Jesus said, “Forgive them, Father! They don’t know what they are doing” (Lk: 23:34).
Those words of Jesus elicits mockery from the soldiers and one of the two criminals crucified along with Him. But the other criminal rebukes his colleague saying, “Don’t you fear God? You received the same sentence He did. Ours, however, was right, because we are getting what we deserve for what we did; but He has done no wrong…” Jesus’ words of forgiveness converted a criminal. From the words of forgiveness Jesus uttered, the criminal concluded Jesus was innocent. He also concluded that a man who could forgive those who hanged Him as a criminal must truly be The King of the Jews, which was mockingly written above Jesus. And he said, “Remember, Jesus, when you come as king.”
A few years later, Stephen, the first follower of Jesus to be martyred cried out the forgiving words of Jesus before he died: “Lord! Do not remember this sin against them!” Those words of forgiveness haunted Saul, who led the crowd that killed Stephen by stoning, as did the curse of Abel’s murder follow Cain. He finally realises that a man who can inspire a follower of his to forgive those who kill him is indeed the Son of God. Saul become Paul, accepting Jesus, whom he hated as the enemy of the Jews, as his redeemer. That act of forgiveness by Stephen sawed the seeds of modern Christianity and the fundamental ideas (laid down by Paul in his letters) on which Christian faith developed.
Two millennia later, Sr Rani Maria was murdered in a bus at Nachanbore Hill in Indore, a city in the Indian state of Madhya Pradesh. The murderer was Samandhar Singh, who stabbed the Sister with a knife, causing 40 major injuries and 14 bruises. Sr Rani Maria’s younger sibling Sr Selmy visited Samandhar Singh in gaol and forgave him on behalf of her murdered sister and her family. That act of forgiveness made the murderer repent. He became a new man. The people who instigated him to commit the crime have toned down their animosity towards Christian missionaries. Sr Rani Maria has come to be recognised even by her own detractors as a woman who died in the service of others. Forgiveness brought about that huge change of heart in an individual and the society that inspired him to kill a saintly woman.
Forgiveness can come only from hearts that love heroically, as heroically as to be able to challenge social injustices and wrong established notions. Jesus was killed because He challenged the status quo: To a world that was divided in an eye-for-an-eye, he preached that one must love one’s enemies: to a world that was divided into the chosen people of God and the gentiles, He preached that every man is a precious child of God; to a world that divided men into masters and servants, He preached that the one who aspires to be a master must wash the feet of those whom He considers his servants; to a world that man is for the Sabbath, He taught that the Sabbath is for man; to the Pharisees and the Teachers of the Law, who were sticklers for the practice of the Law, He was a renegade who spurned the Law. The price He paid for it was shameful death on the cross.

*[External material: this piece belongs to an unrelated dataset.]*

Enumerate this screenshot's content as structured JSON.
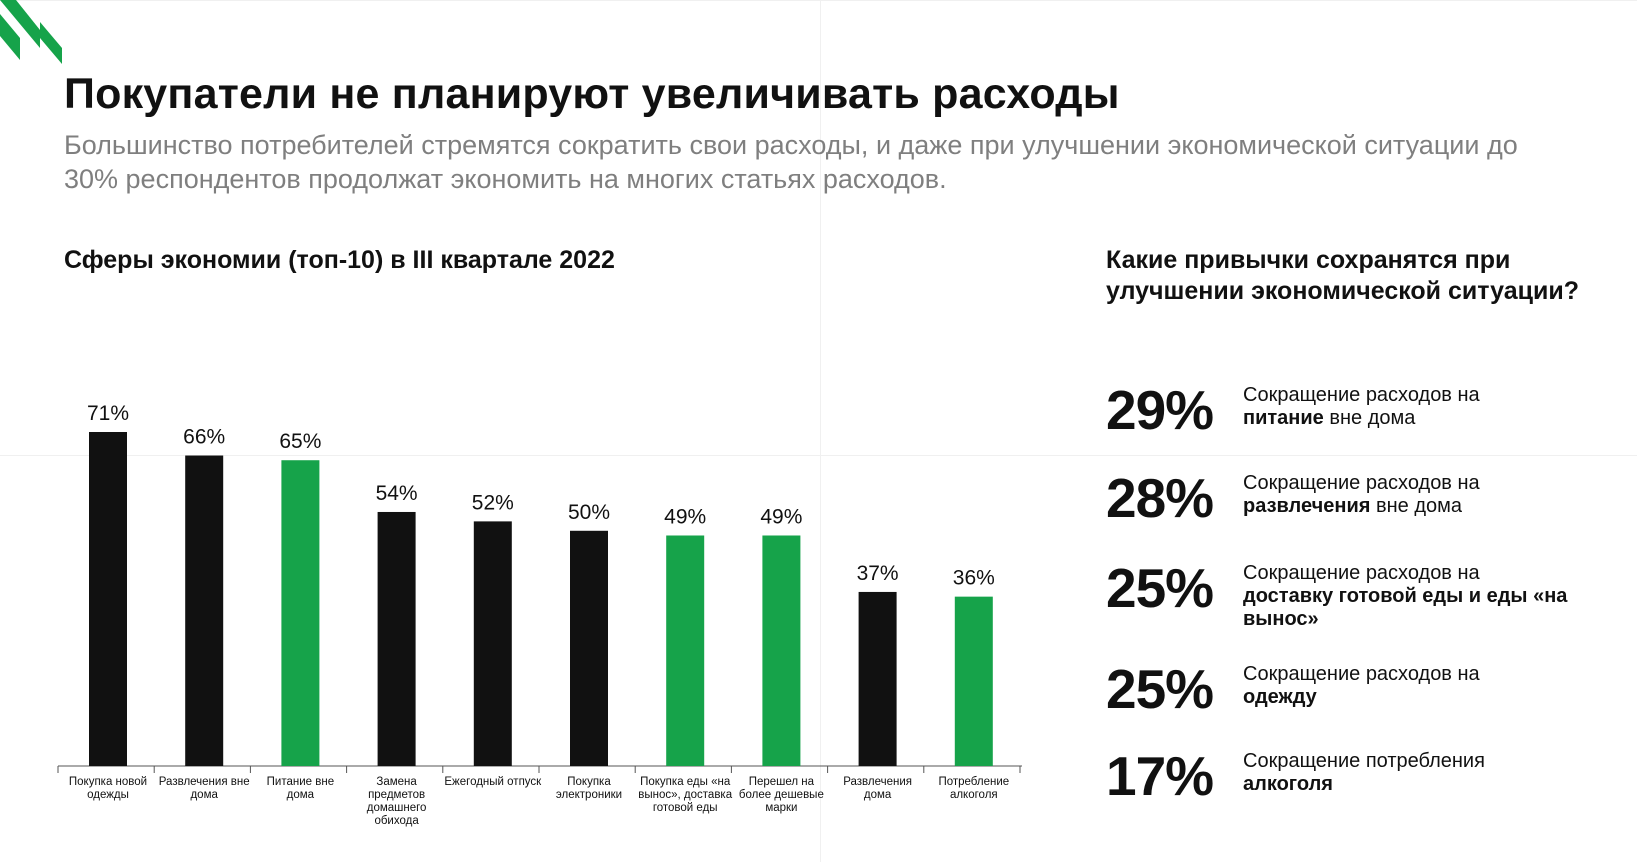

“How stubborn you are,” Stephen went on to say. “How heathen your hearts, how deaf you are to God’s message! You are just like our ancestors: You too have always resisted the Holy Spirit! Was there any prophet that your ancestors did not persecute? They killed messengers, who long ago announced the coming of his righteous Servant. And now you have betrayed and murdered him.” That diatribe against the killers of Jesus turned Saul against Stephen.
Sr Rani Maria earned the ire of usurious landlords by effectively organising the poor, whom they fleeced, into self financing groups. Her redemptive involvement in the lives of the socially and economically disadvantaged took her to Calvary. She fell a victim to the unholy nexus of high caste supremacy and religious fanaticism that Hindutva represents. Her murder was a warning shot aimed at social activism by Christian missionaries. Unfortunately, her beatification coincides with the last days of genuine missionary zeal. Things have come to such a pass that 1. vocations to convents are drying up, 2. people are becoming priests or religious attracted by a life that is economically comfortable and professionally satisfying, 3. priests are being martyred by priests, as in the case of the rector of a seminary who fell victim to identity politics, and 4. we are seeking quick-fix solutions to everything in miracle working sessions of charismatic retreats instead of through sacrificial service.
While the forces that were behind Sr Rani Maria’s murder have established sway over the nation, instead of challenging them as she did, many of the leading lights of the Christian community are shrinking into their shells in fear or queuing up to curry favour with them. It will require some special intervention by the Holy Spirit to supply new Rani Marias to the Indian Church. The blood of martyrs is the seed of the Church, because it inspires generations to die like Jesus, who was both renovator and redeemer. May St Rani Maria’s blood, which worked the conversion of her murderer, bring about the conversion of a Church that is deviating from the road to Calavary.